Jafar.—(Aparte. A Masrur.) La voluntad de Califa debe ser sagrada para nosotros, Masrur. Después de todo, él no sólo es el descendiente del Profeta, sino también quien nos paga el sueldo. (Por un lateral sale el Cadí, con su patrulla de guardias correspondiente.)
Cadí.—(Indignado al verlos.) ¿Eh! ¿Qué es esto? ¿Mendigos en Bagdad? ¡Qué dirán los turistas chinos que vienen por la ruta de la seda! Nuestra ciudad es famosa por ser un lugar limpio y próspero, donde los pordioseros no importunan a los transeúntes. (A sus guardias.) ¡Detenedlos!
Harun al-Rashid.—¡Eh? (Los guardias del Cadí agarran fuerte a los cuatro.)
Masrur.—¡Nos hemos caído!
Harun al-Rashid.—(Aparte. A Abu Nuwas.) Esto no pongas en tu relato. (Al Cadí.) ¡Oh, Cadí de Bagdad! ¿Por qué se nos detiene?
Cadí.—¡Son las ordenanzas municipales, perro! La gentuza como tú no merece pisar las calles de nuestra preciosa ciudad, que es el orgullo de Oriente. Tenemos un edicto que sólo permite pedir limosna en las escalinatas de las mezquitas. En otros lugares está terminantemente prohibido y los que infringen esa ley deben ser encarcelados y azotados sin compasión.
Harun al-Rashid.—¿Y quién fue el grandísimo idiota y cretino que decretó tal cosa?
Abu Nuwas.—(A Harun al-Rashid.) Fuisteis vos mismo, señor.
Masrur.—(Aparte.) Si no tuviera esa manía de decretar y decretar sin parar todo el rato, no nos veríamos ahora en tan grande apuro.
Harun al-Rashid.—(Al Cadí.) Pues pese a esa norma, Cadí, deberéis soltarnos. ¡Hacedlo!
Cadí.—¡Esta sí que es buena! ¿Os atrevéis a darme órdenes? Tomad. (Le cruza la cara al Califa con la fusta.)
Harun al-Rashid.—¡Por Shaitán y todos los diablos de Gehenna! ¡Cómo duele!
Jafar.—(Aparte.) ¡Lo estoy viendo y no me lo acabo de creer! Este Cadí ha hecho las diez de últimas, eso esta claro. Pero antes de que eso suceda, yo no daría un dinar por todos nosotros juntos.

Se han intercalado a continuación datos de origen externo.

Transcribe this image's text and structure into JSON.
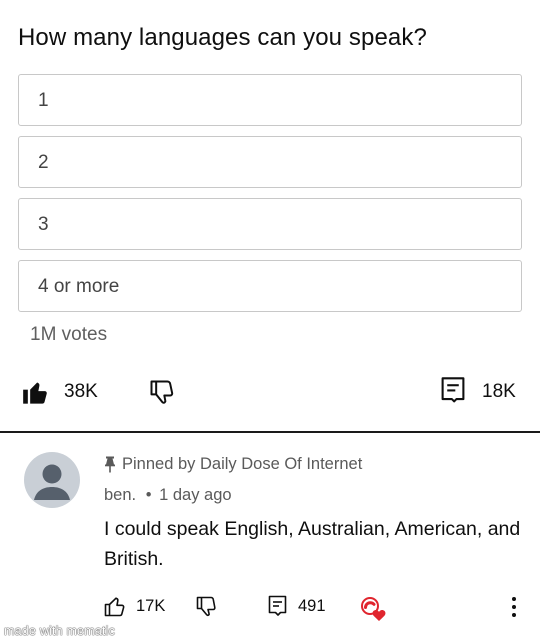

Harun al-Rashid.—(Rabioso.) ¿Qué habéis hecho? ¿Es que no sabéis quién soy?
Cadí.—Ni lo sé ni me importa unos orines de camello.

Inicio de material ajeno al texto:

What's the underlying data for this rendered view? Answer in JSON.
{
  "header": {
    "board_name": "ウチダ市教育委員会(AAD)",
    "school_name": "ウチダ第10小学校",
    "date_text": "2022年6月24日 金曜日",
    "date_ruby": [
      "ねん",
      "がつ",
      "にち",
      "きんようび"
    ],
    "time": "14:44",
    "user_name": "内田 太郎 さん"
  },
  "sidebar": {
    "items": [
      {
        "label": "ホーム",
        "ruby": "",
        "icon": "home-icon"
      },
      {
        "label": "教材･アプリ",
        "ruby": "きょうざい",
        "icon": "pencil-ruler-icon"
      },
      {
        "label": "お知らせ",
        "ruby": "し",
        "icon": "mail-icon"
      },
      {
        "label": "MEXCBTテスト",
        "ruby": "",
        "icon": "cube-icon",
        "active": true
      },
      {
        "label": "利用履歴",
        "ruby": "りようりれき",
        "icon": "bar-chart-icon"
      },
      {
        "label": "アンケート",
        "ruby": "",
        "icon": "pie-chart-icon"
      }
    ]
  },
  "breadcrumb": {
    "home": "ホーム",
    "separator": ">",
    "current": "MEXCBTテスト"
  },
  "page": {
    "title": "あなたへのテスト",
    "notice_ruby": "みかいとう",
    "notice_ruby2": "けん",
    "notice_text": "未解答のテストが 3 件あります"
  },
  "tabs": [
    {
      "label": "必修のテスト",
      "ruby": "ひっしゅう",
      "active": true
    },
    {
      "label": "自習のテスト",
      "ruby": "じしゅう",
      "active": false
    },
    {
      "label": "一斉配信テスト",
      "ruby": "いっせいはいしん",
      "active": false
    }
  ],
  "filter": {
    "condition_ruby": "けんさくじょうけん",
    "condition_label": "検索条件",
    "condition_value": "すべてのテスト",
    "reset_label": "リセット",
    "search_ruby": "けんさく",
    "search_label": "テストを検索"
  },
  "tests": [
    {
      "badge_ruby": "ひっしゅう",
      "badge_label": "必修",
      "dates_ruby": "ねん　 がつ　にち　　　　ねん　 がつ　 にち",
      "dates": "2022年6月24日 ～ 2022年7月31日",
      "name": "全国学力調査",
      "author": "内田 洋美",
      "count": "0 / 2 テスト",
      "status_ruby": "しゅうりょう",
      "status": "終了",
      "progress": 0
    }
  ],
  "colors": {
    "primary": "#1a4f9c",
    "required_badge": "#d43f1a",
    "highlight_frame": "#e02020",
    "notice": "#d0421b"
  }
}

Harun al-Rashid.—¡Soy Harun al-Rashid Muhammad al-Mahdi Abu Jafar Abdallah ibn Muhammad al-Mansur, Califa de Bagdad y Comendador de los Creyentes!
Cadí.—¡Qué humorista!
Harun al-Rashid.—Y me acompañan el Gran Visir Jafar al-Barmaki y...
Cadí.—(Con sorna.) Y mi tía, la del pueblo.
Harun al-Rashid.—¿Cómo?
Cadí.—¡No agotéis mi paciencia. (A los guardias.) Lleváoslos y encerradles.
Jafar.—No somos mendigos: ved. (Saca de la faltriquera una bolsa, que vacía en su mano. mostrando un montón de monedas de oro.)
Cadí.—¡Oro! ¡Tanto oro en manos de mendigos! ¿Cómo es posible? De seguro que se lo habréis robado a algún honrado ciudadano. Os acusaré, además, de ser ladrones y perderéis vuestra mano derecha. ¡Se os ha caído el pelo!
Jafar.- (Mostrándole una moneda al Cadí.) Ved aquí; ¿no reconocéis este perfil? ¿Sabéis de quién es la efigie que aparece en la moneda?
Cadí.—¡Claro que sí! De nuestro amadísimo Califa, Harun al-Rashid, las bendiciones del Profeta sean con él!
Jafar.—Pues bien: contemplad el rostro de mi compañero. (Señala a Harun al-Rashid y éste pone la cara de lado, para que se le vea mejor.)
Cadí.—¿Me tomáis por tonto? No se le parece en nada.
Harun al-Rashid.—¡Os aseguro que soy el Califa!
Cadí.—Os haré azotar el doble, por el delito de querer suplantar la personalidad de nuestro muy amado príncipe.
Harun al-Rashid.—¡¡¡Os lo juro por Alá, el Clemente, el Misericordioso!!!
Cadí.—¿Sois perjuro, además? ¡Esto ya es intolerable! ¡Guardias! ¡Dadle su merecido a esta escoria humana! (Los guardias comienzan a golpear a Harun al-Rashid, dándole puñetazos y puntapiés.)
Harun al-Rashid.—¡Ay, mi madre!
Masrur.—(A Jafar.) ¿Por qué no le ha reconocido?
Jafar.—(A Masrur.) El tallista le embelleció para adularle y en las monedas aparece mucho más guapo de lo que es y con la nariz menos ganchuda.
Abu Nuwas.—(Contemplando cómo le dan la paliza al Califa.) ¡Lo más original que nos ha pasado y no lo voy a poder contar!